Understanding Tooth Structure
To understand what a root canal is and why you may need one, it is important to understand the basic anatomy of the tooth.
The outer layer of the tooth is a hard substance known as enamel. Enamel is essentially a strong protective layer designed to protect the more vulnerable layer beneath, which is known as the dentin. Beneath the dentin is the pulp, which extends into the tooth’s roots and houses the tooth’s nerves.
When decay in the tooth penetrates both the enamel and the dentin and makes its way to the pulp and nerve of the tooth, the individual will experience a great amount of pain. This pain is usually accompanied by infection. One of the most common and tell-tale symptoms associated with a tooth that is in need of a root canal is a sharp pain that is extremely sensitive to hot and cold. This is because the nerve of the tooth has become exposed and is unable to effectively process sensations as it normally does without the protection of the dentin and enamel.
When the damage has reached this point, the only way to restore the tooth is to conduct a root canal procedure, which essentially means removing the nerve from the tooth completely and placing a filling inside the tooth to promote its longevity.
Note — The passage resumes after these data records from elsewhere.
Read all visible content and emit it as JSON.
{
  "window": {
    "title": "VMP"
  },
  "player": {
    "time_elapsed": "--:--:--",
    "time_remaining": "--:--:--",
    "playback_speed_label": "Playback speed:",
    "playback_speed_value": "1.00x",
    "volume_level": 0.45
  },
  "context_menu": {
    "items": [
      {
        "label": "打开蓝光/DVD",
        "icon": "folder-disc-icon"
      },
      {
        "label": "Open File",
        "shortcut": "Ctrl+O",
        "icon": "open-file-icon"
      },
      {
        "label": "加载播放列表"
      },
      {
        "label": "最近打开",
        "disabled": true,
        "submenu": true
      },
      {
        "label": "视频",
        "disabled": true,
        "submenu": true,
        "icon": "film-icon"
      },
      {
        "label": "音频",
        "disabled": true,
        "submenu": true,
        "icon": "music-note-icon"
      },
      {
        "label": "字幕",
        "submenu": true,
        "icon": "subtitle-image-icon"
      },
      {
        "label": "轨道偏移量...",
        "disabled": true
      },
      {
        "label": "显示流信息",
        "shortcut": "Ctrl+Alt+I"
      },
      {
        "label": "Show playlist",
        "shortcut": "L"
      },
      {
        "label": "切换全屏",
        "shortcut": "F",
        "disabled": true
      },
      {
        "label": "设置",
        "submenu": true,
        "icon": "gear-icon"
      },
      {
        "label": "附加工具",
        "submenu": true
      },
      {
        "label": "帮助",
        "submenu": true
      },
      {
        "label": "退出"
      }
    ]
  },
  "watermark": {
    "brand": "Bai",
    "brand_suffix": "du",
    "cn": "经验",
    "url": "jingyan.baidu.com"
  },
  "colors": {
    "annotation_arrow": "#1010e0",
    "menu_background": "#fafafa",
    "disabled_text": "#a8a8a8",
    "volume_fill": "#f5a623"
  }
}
While simply hearing “root canal” is enough to frighten some people, the actual root canal procedure is relatively easy and painless. They have the potential to be time-consuming, and for most people, this is the only complaint that they truly have about their procedure.
To begin, the dentist will take a pre-operative x-ray to document the tooth’s condition prior to treatment. This x-ray will also be used to confirm that the tooth can, in fact, be restored rather than being removed from the mouth.
The dentist will then drill into the tooth structure and remove the nerve from the canal inside the root. The canal is then meticulously cleaned out and irrigated. A synthetic material known as gutta percha is placed inside the canal in place of the nerve, and the tooth is then temporarily sealed and filled with a material known as cavit. The patient will then return in a few weeks to have a permanent filling placed, and to have the tooth prepared for a crown in order to preserve the work that the dentist has completed.
Moving forward with the information you learned here, you will be able to better understand what a root canal is, as well as what you can expect during your visits to have a root canal completed. Speak with your dentist to develop a treatment plan that works best for you.